Part 5 - Soteriology
Chapter 31 - Justification
John Owen wrote a 400 page work on justification by faith alone in 1677.
Closely linked to God's glory, a key distinction is whether justification happens within and by us (the Roman view), or whether it is declared and given to us by imputation. The object of our faith is Christ but also the Father who sent Him (pg 494; John 12:44). Our faith doesn't earn justification, though it is required.
Rome says justification is twofold, first at your baptism, and second by good works in this life. This always leaves open the possibility that your justification is not complete in this life, destroying assurance.
Justification rests on the imputation of Christ's work to us. It is argued by some that this doctrine was not present in early Reformers until later scholastics like Owen. But Calvin certainly comes close in his Institutes 2.17.5. Our union with Christ makes imputation possible, and the death of Christ procured our union, justification, imputation, forgiveness, and more.
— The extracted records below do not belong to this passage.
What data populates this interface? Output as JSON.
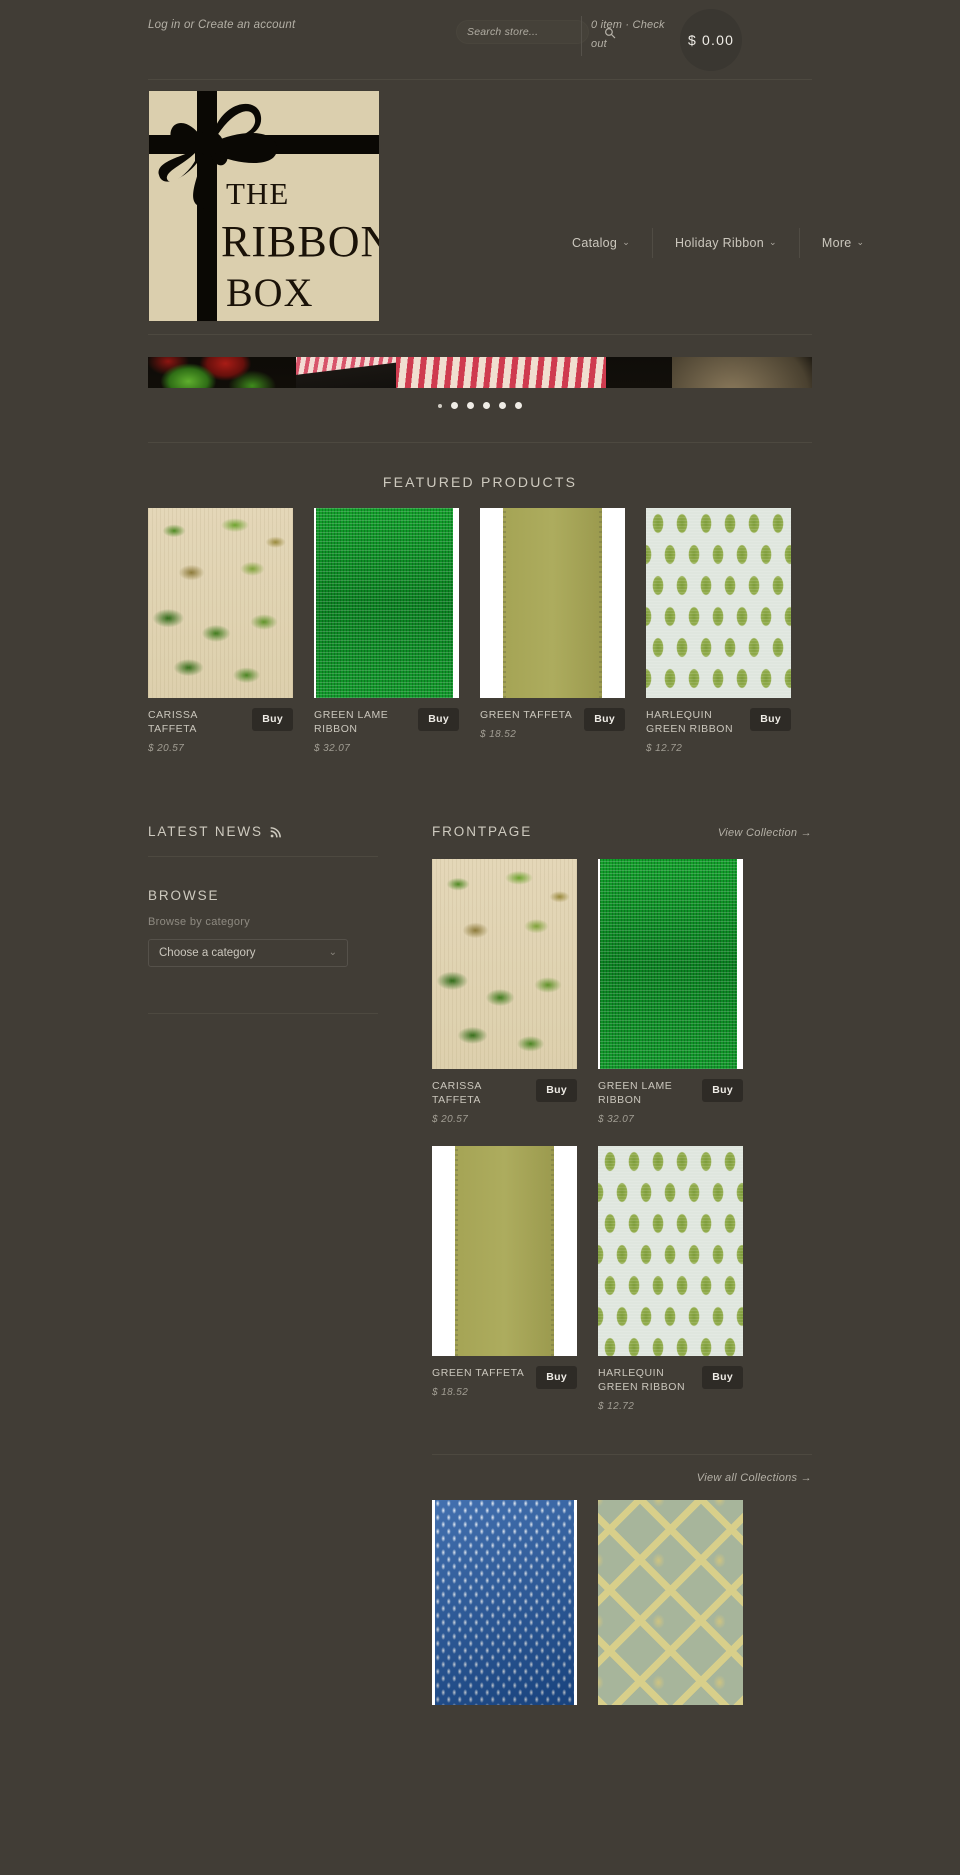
{
  "topbar": {
    "login_label": "Log in",
    "or_label": " or ",
    "create_account_label": "Create an account",
    "search_placeholder": "Search store...",
    "search_value": "",
    "search_icon": "search-icon",
    "cart_items": "0 item",
    "cart_sep": " · ",
    "cart_checkout": "Check out",
    "cart_total": "$ 0.00"
  },
  "logo": {
    "line1": "THE",
    "line2": "RIBBON",
    "line3": "BOX",
    "bg_color": "#dbcfae",
    "ink_color": "#0a0804"
  },
  "nav": {
    "items": [
      {
        "label": "Catalog",
        "caret": "⌄"
      },
      {
        "label": "Holiday Ribbon",
        "caret": "⌄"
      },
      {
        "label": "More",
        "caret": "⌄"
      }
    ]
  },
  "slideshow": {
    "dots": 6,
    "active_index": 0,
    "slides": [
      {
        "name": "slide-red-green-ribbons"
      },
      {
        "name": "slide-pink-striped-ribbon"
      },
      {
        "name": "slide-red-white-ribbon-spools"
      }
    ]
  },
  "featured": {
    "title": "FEATURED PRODUCTS",
    "buy_label": "Buy",
    "products": [
      {
        "name": "CARISSA TAFFETA",
        "price": "$ 20.57",
        "swatch": "sw-carissa"
      },
      {
        "name": "GREEN LAME RIBBON",
        "price": "$ 32.07",
        "swatch": "sw-lame"
      },
      {
        "name": "GREEN TAFFETA",
        "price": "$ 18.52",
        "swatch": "sw-taffeta"
      },
      {
        "name": "HARLEQUIN GREEN RIBBON",
        "price": "$ 12.72",
        "swatch": "sw-harlequin"
      }
    ]
  },
  "sidebar": {
    "news_title": "LATEST NEWS",
    "rss_icon": "rss-icon",
    "browse_title": "BROWSE",
    "browse_subtitle": "Browse by category",
    "category_selected": "Choose a category",
    "category_caret": "⌄"
  },
  "frontpage": {
    "title": "FRONTPAGE",
    "view_collection_label": "View Collection →",
    "buy_label": "Buy",
    "products": [
      {
        "name": "CARISSA TAFFETA",
        "price": "$ 20.57",
        "swatch": "sw-carissa"
      },
      {
        "name": "GREEN LAME RIBBON",
        "price": "$ 32.07",
        "swatch": "sw-lame"
      },
      {
        "name": "GREEN TAFFETA",
        "price": "$ 18.52",
        "swatch": "sw-taffeta"
      },
      {
        "name": "HARLEQUIN GREEN RIBBON",
        "price": "$ 12.72",
        "swatch": "sw-harlequin"
      }
    ]
  },
  "collections": {
    "view_all_label": "View all Collections →",
    "items": [
      {
        "swatch": "sw-blue"
      },
      {
        "swatch": "sw-gold"
      }
    ]
  },
  "theme": {
    "background": "#413d36",
    "text": "#cbc7bd",
    "muted": "#8e8a81",
    "rule": "#4d4940",
    "button_bg": "#2e2b26"
  }
}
Imputation causes our justification, Owen said, opposing Richard Baxter who said it is our faith that brings about justification. Baxter says God changed His requirement for us in the new covenant from keeping the law to trusting Christ. But the moral law remains required for us and is met by Christ's imputation of it to us.
Any condescending grace present in the covenant of works before the fall wouldn't have led to our justification. But in the covenant of grace, justification is all of grace, by faith alone apart from works.
Romans 5 highlights the imputation of righteousness to us by contrasting it with the imputation of Adams sin to humanity.